Avendaño assured that for years he worked with Nook in Guevare and he himself became aware of the complaint of sexual violence. However, it states that there are victims who do not want to testify because of intimidation or because they are unaware of the Colombian penal system.
It is estimated that the Nukaq ceased to be an isolated people in the 1970s and 1980s, when illegal coca leaf cultivation in Guaviare became a business.
Avendaño assures that there are still nomadic Nukak who make their journeys to hunt, however, he says that they are losing their territory due to the incursions of illegal armed groups. Previous generations are “born into poverty, they don’t have access to basic services, drinking water, energy …”.

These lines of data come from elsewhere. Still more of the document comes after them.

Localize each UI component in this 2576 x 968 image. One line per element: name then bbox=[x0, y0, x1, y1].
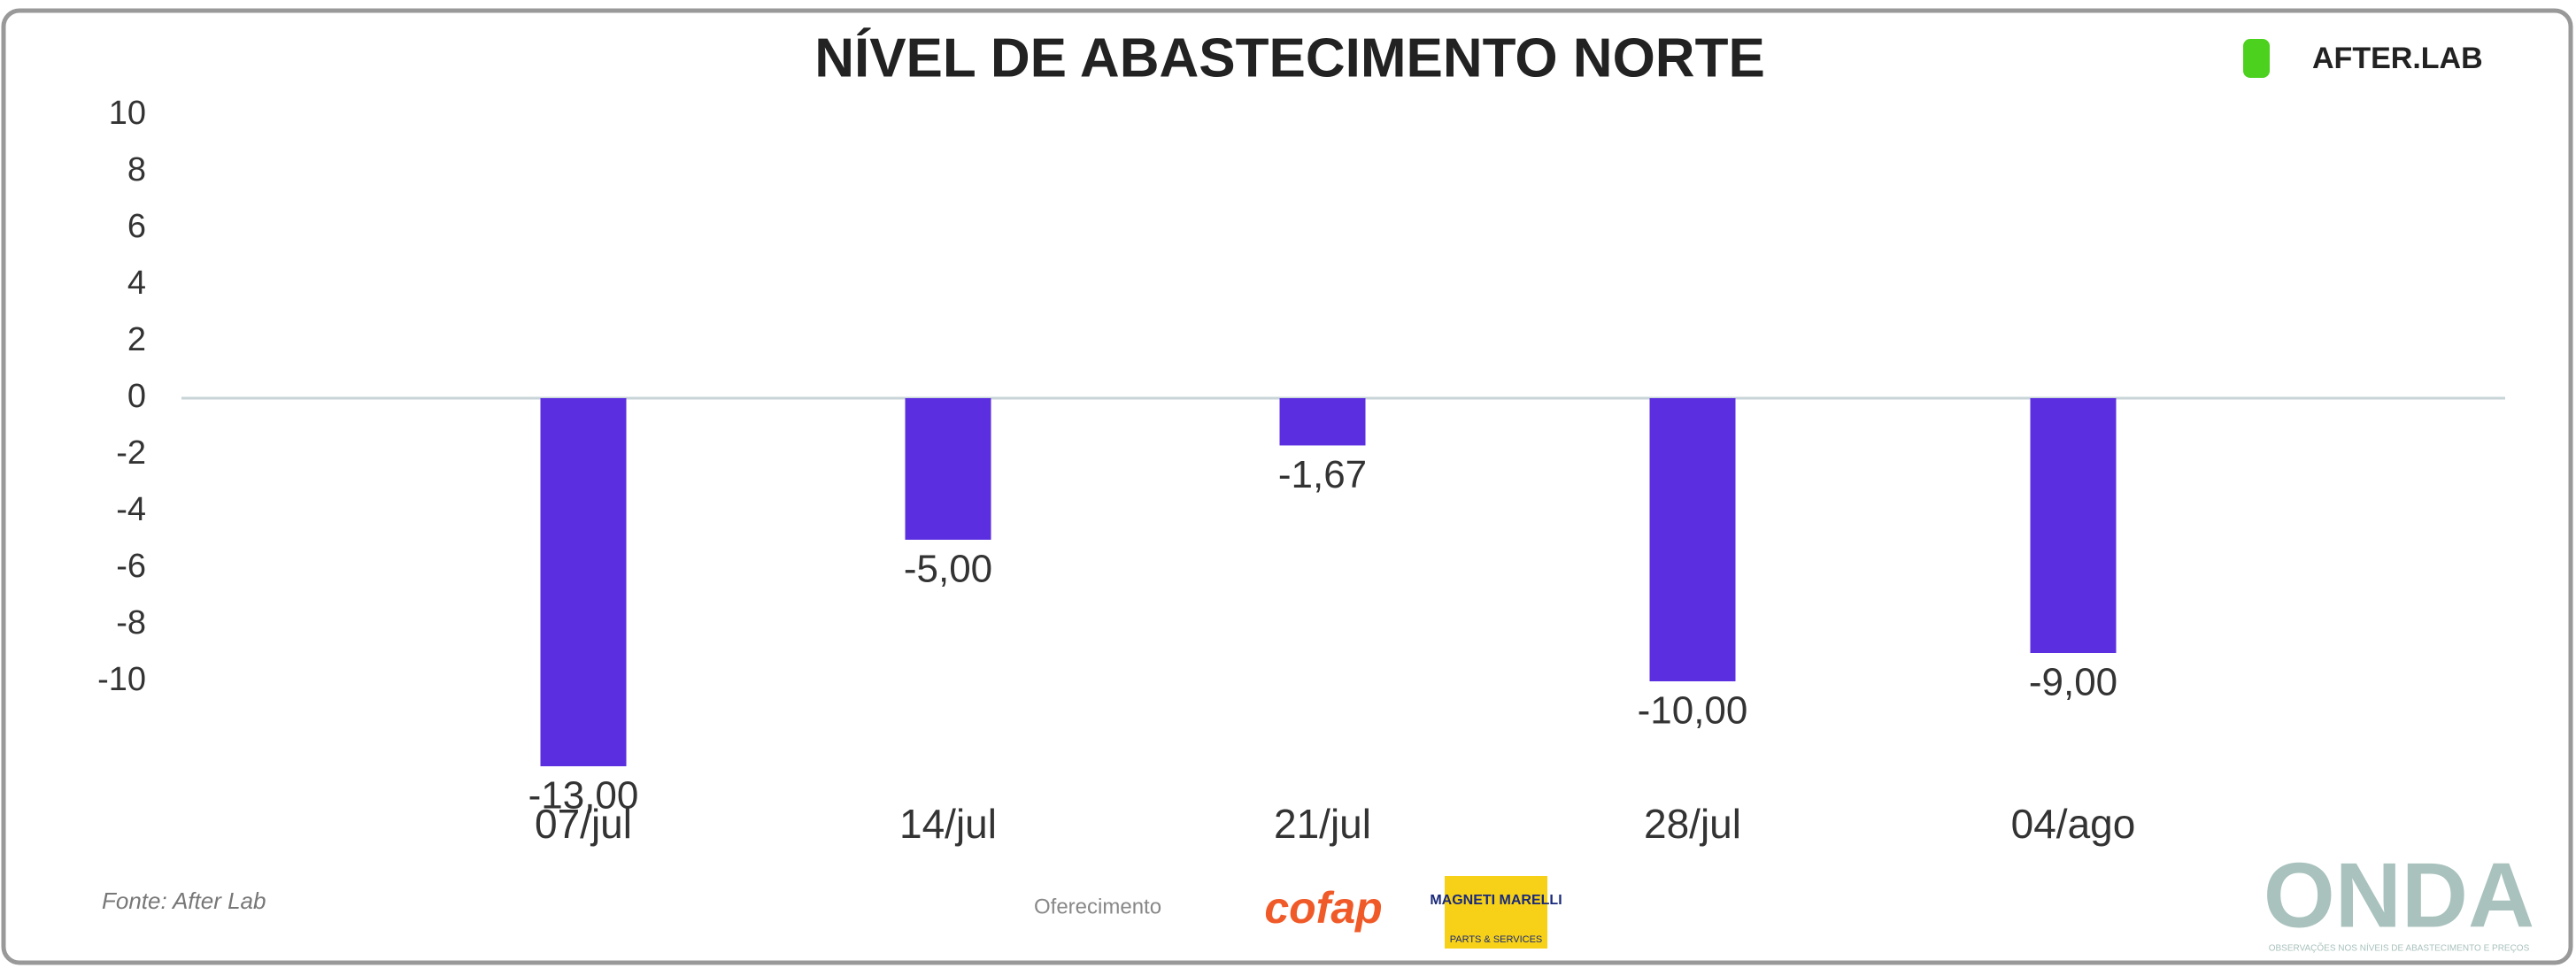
bar bbox=[1279, 398, 1366, 446]
y-tick-label: -6 bbox=[116, 548, 146, 585]
y-tick-label: -2 bbox=[116, 434, 146, 472]
source: Fonte: After Lab bbox=[102, 887, 266, 914]
y-tick-label: 10 bbox=[109, 95, 146, 132]
logo-icon bbox=[2243, 39, 2270, 78]
y-tick-label: 8 bbox=[127, 151, 146, 188]
x-tick-label: 07/jul bbox=[535, 801, 632, 847]
x-tick-label: 28/jul bbox=[1644, 801, 1741, 847]
bar bbox=[905, 398, 991, 540]
y-tick-label: 6 bbox=[127, 208, 146, 245]
y-tick-label: 4 bbox=[127, 265, 146, 302]
x-tick-label: 04/ago bbox=[2011, 801, 2136, 847]
value-label: -5,00 bbox=[904, 548, 992, 591]
value-label: -10,00 bbox=[1638, 689, 1748, 733]
bar bbox=[2030, 398, 2117, 653]
sponsor: Oferecimento bbox=[1034, 895, 1161, 918]
frame bbox=[1, 8, 2573, 965]
y-tick-label: -10 bbox=[97, 661, 146, 698]
marelli-box bbox=[1445, 876, 1547, 949]
onda-sub: OBSERVAÇÕES NOS NÍVEIS DE ABASTECIMENTO … bbox=[2269, 942, 2530, 954]
bar bbox=[1649, 398, 1736, 681]
onda-logo: ONDA bbox=[2264, 844, 2534, 947]
marelli-sub: PARTS & SERVICES bbox=[1450, 934, 1543, 945]
cofap-logo: cofap bbox=[1264, 883, 1382, 933]
x-tick-label: 14/jul bbox=[899, 801, 997, 847]
value-label: -13,00 bbox=[528, 774, 639, 818]
chart-title: NÍVEL DE ABASTECIMENTO NORTE bbox=[814, 27, 1765, 88]
marelli-logo: MAGNETI MARELLI bbox=[1430, 893, 1562, 908]
value-label: -1,67 bbox=[1278, 453, 1367, 496]
x-tick-label: 21/jul bbox=[1274, 801, 1371, 847]
value-label: -9,00 bbox=[2029, 661, 2117, 704]
y-tick-label: -8 bbox=[116, 604, 146, 641]
bar bbox=[540, 398, 627, 766]
y-tick-label: 2 bbox=[127, 321, 146, 358]
y-tick-label: 0 bbox=[127, 378, 146, 415]
y-tick-label: -4 bbox=[116, 491, 146, 528]
logo: AFTER.LAB bbox=[2312, 42, 2483, 75]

The attorney general’s office, which also sent a special mission to the region, warned that there is a “total absence of the state” and identified psychotropic substances, prostitution and neglect of the basic needs of minors. The attorney general’s office is also pursuing disciplinary proceedings against six soldiers for the alleged rape of a minor under the age of 15 from the Nukak community that took place in September 2019.
Cristina Rogero, counseling attorney for the Center for Reproductive Rights for Latin America and the Caribbean, told the Associated Press that it is important for the government to protect the rights of indigenous children and stressed that with continued complaints, civil society organizations have responded to the situation. warned about. Guevare and called for the “normalization” of sexual violence against children.